18 Cluster Analysis
18.1 What is ‘cluster analysis’?
Cluster analysis is a statistical technique that’s used to group similar objects into categories or ‘clusters’.
In the following figure, a dataset (left) has been ‘clustered’ into three groups (right) whose members are more similar to each other.
Therefore, cluster analysis identifies patterns in our data by organising it into subsets that share common characteristics.
Imagine a diverse group of individuals engaging in a physical activity intervention. You collect data on their daily steps, their active minutes per day, and their calories burned per day.
By conducting a cluster analysis, you could ‘group’ the individuals into three clusters or ‘types’, for example Cluster One (red - higher calories burned with a range of daily steps), Cluster Two (green - higher daily steps but moderate calories burned) and Cluster Three (blue - lower daily steps and lower calories burned).
This is really useful, because it helps us start to identify different ‘types’ of responses on multiple variables, or different groups within our data. This might in turn lead to some further research questions or analysis on those clusters.
18.2 Types of clustering
There are a number of different types of clustering you might encounter. The two most common are:
Hierarchical clustering, which builds a hierarchy of clusters either by successively merging smaller clusters into larger ones (agglomerative), or by splitting larger clusters (divisive).

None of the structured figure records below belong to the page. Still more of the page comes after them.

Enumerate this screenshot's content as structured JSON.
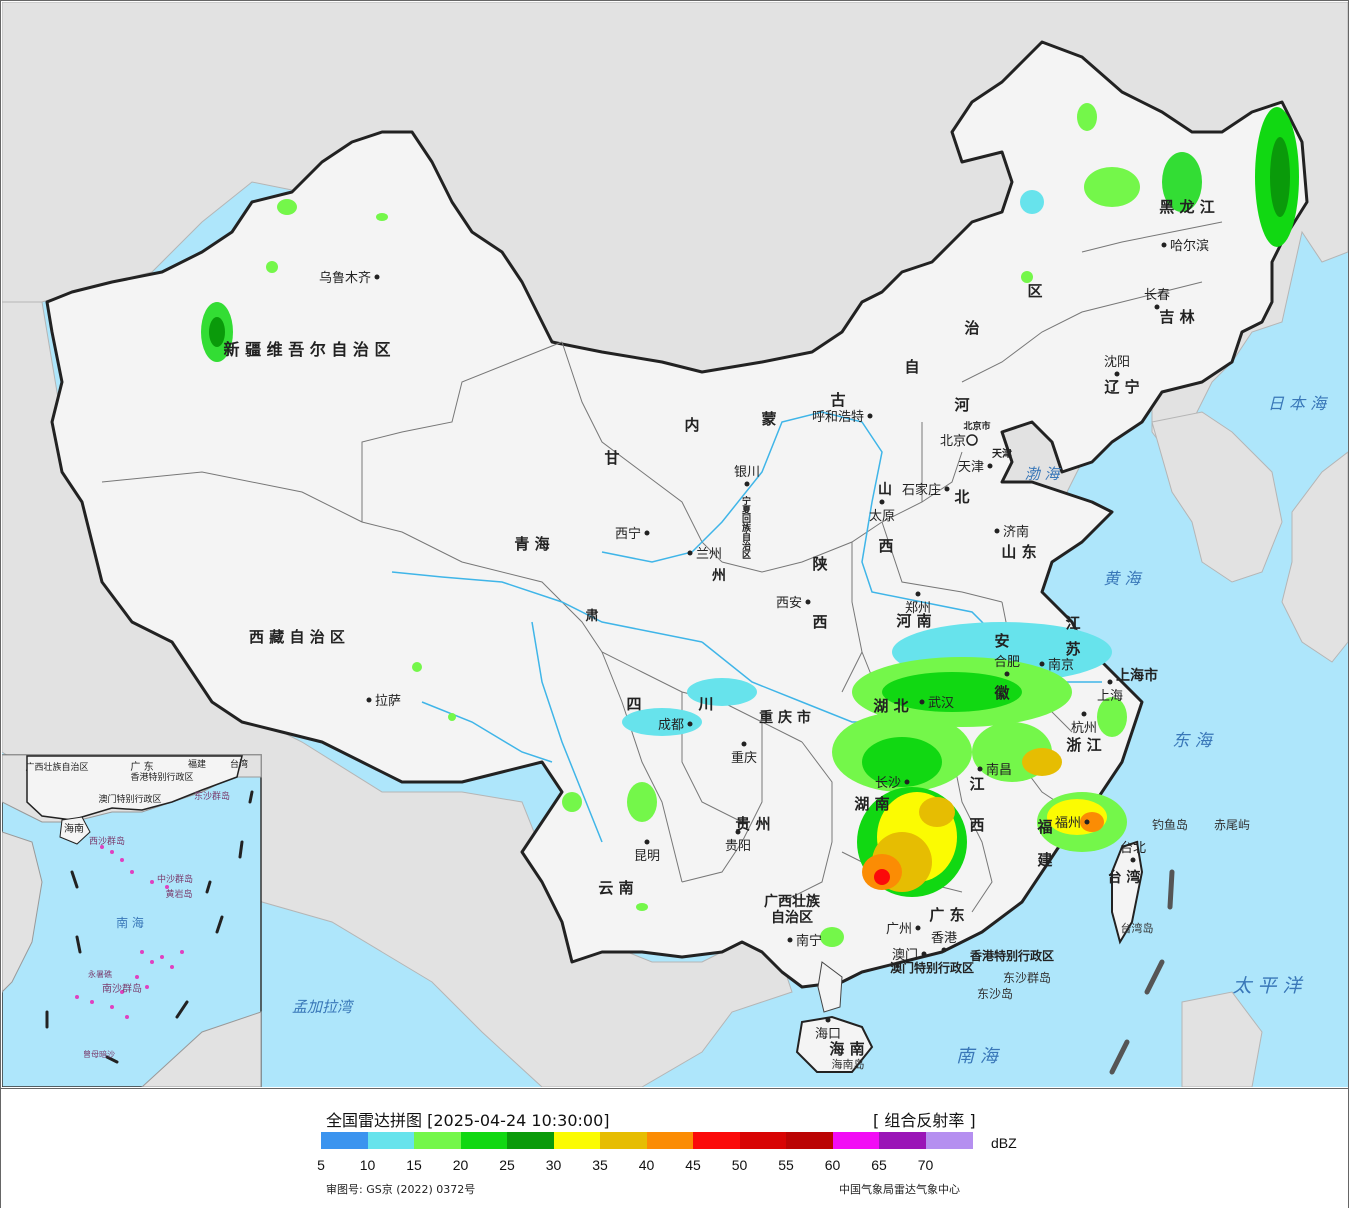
{
  "map": {
    "cities": [
      {
        "id": "urumqi",
        "name": "乌鲁木齐"
      },
      {
        "id": "lhasa",
        "name": "拉萨"
      },
      {
        "id": "xining",
        "name": "西宁"
      },
      {
        "id": "lanzhou",
        "name": "兰州"
      },
      {
        "id": "yinchuan",
        "name": "银川"
      },
      {
        "id": "hohhot",
        "name": "呼和浩特"
      },
      {
        "id": "beijing",
        "name": "北京"
      },
      {
        "id": "tianjin",
        "name": "天津"
      },
      {
        "id": "shijiazhuang",
        "name": "石家庄"
      },
      {
        "id": "taiyuan",
        "name": "太原"
      },
      {
        "id": "jinan",
        "name": "济南"
      },
      {
        "id": "zhengzhou",
        "name": "郑州"
      },
      {
        "id": "xian",
        "name": "西安"
      },
      {
        "id": "chengdu",
        "name": "成都"
      },
      {
        "id": "chongqing",
        "name": "重庆"
      },
      {
        "id": "guiyang",
        "name": "贵阳"
      },
      {
        "id": "kunming",
        "name": "昆明"
      },
      {
        "id": "nanning",
        "name": "南宁"
      },
      {
        "id": "guangzhou",
        "name": "广州"
      },
      {
        "id": "hongkong",
        "name": "香港"
      },
      {
        "id": "macau",
        "name": "澳门"
      },
      {
        "id": "haikou",
        "name": "海口"
      },
      {
        "id": "changsha",
        "name": "长沙"
      },
      {
        "id": "wuhan",
        "name": "武汉"
      },
      {
        "id": "nanchang",
        "name": "南昌"
      },
      {
        "id": "hefei",
        "name": "合肥"
      },
      {
        "id": "nanjing",
        "name": "南京"
      },
      {
        "id": "shanghai",
        "name": "上海"
      },
      {
        "id": "hangzhou",
        "name": "杭州"
      },
      {
        "id": "fuzhou",
        "name": "福州"
      },
      {
        "id": "taipei",
        "name": "台北"
      },
      {
        "id": "shenyang",
        "name": "沈阳"
      },
      {
        "id": "changchun",
        "name": "长春"
      },
      {
        "id": "harbin",
        "name": "哈尔滨"
      }
    ],
    "regions": [
      {
        "id": "xinjiang",
        "name": "新 疆 维 吾 尔 自 治 区"
      },
      {
        "id": "xizang",
        "name": "西 藏 自 治 区"
      },
      {
        "id": "qinghai",
        "name": "青 海"
      },
      {
        "id": "gansu",
        "name": "甘"
      },
      {
        "id": "gansu2",
        "name": "肃"
      },
      {
        "id": "neimeng1",
        "name": "内"
      },
      {
        "id": "neimeng2",
        "name": "蒙"
      },
      {
        "id": "neimeng3",
        "name": "古"
      },
      {
        "id": "neimeng4",
        "name": "自"
      },
      {
        "id": "neimeng5",
        "name": "治"
      },
      {
        "id": "neimeng6",
        "name": "区"
      },
      {
        "id": "heilongjiang",
        "name": "黑 龙 江"
      },
      {
        "id": "jilin",
        "name": "吉 林"
      },
      {
        "id": "liaoning",
        "name": "辽 宁"
      },
      {
        "id": "hebei1",
        "name": "河"
      },
      {
        "id": "hebei2",
        "name": "北"
      },
      {
        "id": "shanxi1",
        "name": "山"
      },
      {
        "id": "shanxi2",
        "name": "西"
      },
      {
        "id": "shaanxi1",
        "name": "陕"
      },
      {
        "id": "shaanxi2",
        "name": "西"
      },
      {
        "id": "shandong",
        "name": "山 东"
      },
      {
        "id": "henan",
        "name": "河 南"
      },
      {
        "id": "jiangsu1",
        "name": "江"
      },
      {
        "id": "jiangsu2",
        "name": "苏"
      },
      {
        "id": "anhui1",
        "name": "安"
      },
      {
        "id": "anhui2",
        "name": "徽"
      },
      {
        "id": "hubei",
        "name": "湖 北"
      },
      {
        "id": "hunan",
        "name": "湖 南"
      },
      {
        "id": "jiangxi1",
        "name": "江"
      },
      {
        "id": "jiangxi2",
        "name": "西"
      },
      {
        "id": "zhejiang",
        "name": "浙 江"
      },
      {
        "id": "fujian1",
        "name": "福"
      },
      {
        "id": "fujian2",
        "name": "建"
      },
      {
        "id": "sichuan1",
        "name": "四"
      },
      {
        "id": "sichuan2",
        "name": "川"
      },
      {
        "id": "chongqingshi",
        "name": "重 庆 市"
      },
      {
        "id": "guizhou",
        "name": "贵 州"
      },
      {
        "id": "yunnan",
        "name": "云 南"
      },
      {
        "id": "guangxi1",
        "name": "广西壮族"
      },
      {
        "id": "guangxi2",
        "name": "自治区"
      },
      {
        "id": "guangdong",
        "name": "广 东"
      },
      {
        "id": "hainan",
        "name": "海 南"
      },
      {
        "id": "taiwan",
        "name": "台 湾"
      },
      {
        "id": "shanghaishi",
        "name": "上海市"
      },
      {
        "id": "ningxia",
        "name": "宁夏回族自治区"
      },
      {
        "id": "hk_sar",
        "name": "香港特别行政区"
      },
      {
        "id": "mo_sar",
        "name": "澳门特别行政区"
      },
      {
        "id": "gansu_city",
        "name": "州"
      },
      {
        "id": "beijingshi",
        "name": "北京市"
      },
      {
        "id": "tianjinshi",
        "name": "天津"
      }
    ],
    "seas": [
      {
        "id": "japansea",
        "name": "日 本 海"
      },
      {
        "id": "bohai",
        "name": "渤 海"
      },
      {
        "id": "yellowsea",
        "name": "黄 海"
      },
      {
        "id": "eastsea",
        "name": "东 海"
      },
      {
        "id": "pacific",
        "name": "太 平 洋"
      },
      {
        "id": "southsea",
        "name": "南 海"
      },
      {
        "id": "bengal",
        "name": "孟加拉湾"
      }
    ],
    "islands": [
      {
        "id": "diaoyu",
        "name": "钓鱼岛"
      },
      {
        "id": "chiwei",
        "name": "赤尾屿"
      },
      {
        "id": "taiwanisland",
        "name": "台湾岛"
      },
      {
        "id": "dongsha_qd",
        "name": "东沙群岛"
      },
      {
        "id": "dongsha",
        "name": "东沙岛"
      },
      {
        "id": "hainanisland",
        "name": "海南岛"
      }
    ],
    "inset": {
      "labels": [
        {
          "id": "i_gx",
          "name": "广西壮族自治区"
        },
        {
          "id": "i_gd",
          "name": "广 东"
        },
        {
          "id": "i_fj",
          "name": "福建"
        },
        {
          "id": "i_tw",
          "name": "台湾"
        },
        {
          "id": "i_hk",
          "name": "香港特别行政区"
        },
        {
          "id": "i_mo",
          "name": "澳门特别行政区"
        },
        {
          "id": "i_dsqd",
          "name": "东沙群岛"
        },
        {
          "id": "i_hn",
          "name": "海南"
        },
        {
          "id": "i_xsqd",
          "name": "西沙群岛"
        },
        {
          "id": "i_zsqd",
          "name": "中沙群岛"
        },
        {
          "id": "i_hy",
          "name": "黄岩岛"
        },
        {
          "id": "i_nh",
          "name": "南 海"
        },
        {
          "id": "i_nsqd",
          "name": "南沙群岛"
        },
        {
          "id": "i_ysj",
          "name": "永暑礁"
        },
        {
          "id": "i_zm",
          "name": "曾母暗沙"
        }
      ]
    }
  },
  "legend": {
    "title": "全国雷达拼图 [2025-04-24 10:30:00]",
    "product": "[ 组合反射率 ]",
    "unit": "dBZ",
    "colors": [
      "#3b94ef",
      "#67e3ec",
      "#74f74a",
      "#11d812",
      "#0a9a0a",
      "#fbfb02",
      "#e6bd02",
      "#fb8c04",
      "#fb0a0a",
      "#d80404",
      "#bb0404",
      "#f20cf5",
      "#9a15b7",
      "#b58ff0"
    ],
    "ticks": [
      "5",
      "10",
      "15",
      "20",
      "25",
      "30",
      "35",
      "40",
      "45",
      "50",
      "55",
      "60",
      "65",
      "70"
    ],
    "approval": "审图号: GS京 (2022) 0372号",
    "source": "中国气象局雷达气象中心"
  }
}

Partitioning methods, which partition (divide) the dataset into a predefined number of clusters, optimising a criterion like the distance between points in a cluster.
18.3 ‘Distance’ and ‘similarity measures’
Before we explore these two types of clustering in more detail, it’s important to cover a few underpinning concepts and ideas in cluster analysis.
Cluster Analysis involves examining the distance between and similarity to data points in order to build clusters.
Here is an (artificial) example of a cluster analysis which minimises intra-cluster distance, and maximises inter-cluster distance:
We can use a number of different measures of distance:
Euclidean distance is a basic metric in geometry, often used in data analysis and machine learning to measure the straight-line distance between two points in Euclidean space. It’s calculated as the square root of the sum of the squared differences between corresponding elements of two vectors.
Manhattan distance (sometimes called the L1 norm or “city block” distance) measures the sum of the absolute differences between points in a grid-like path. Unlike Euclidean distance, it calculates the total distance traveled along axes at right angles, mimicking how one would navigate a city’s grid-like streets.
Cosine similarity is a measure used to determine the cosine of the angle between two non-zero vectors in an inner product space. This metric evaluates the similarity irrespective of their size, focusing on the orientation rather than the magnitude of the vectors.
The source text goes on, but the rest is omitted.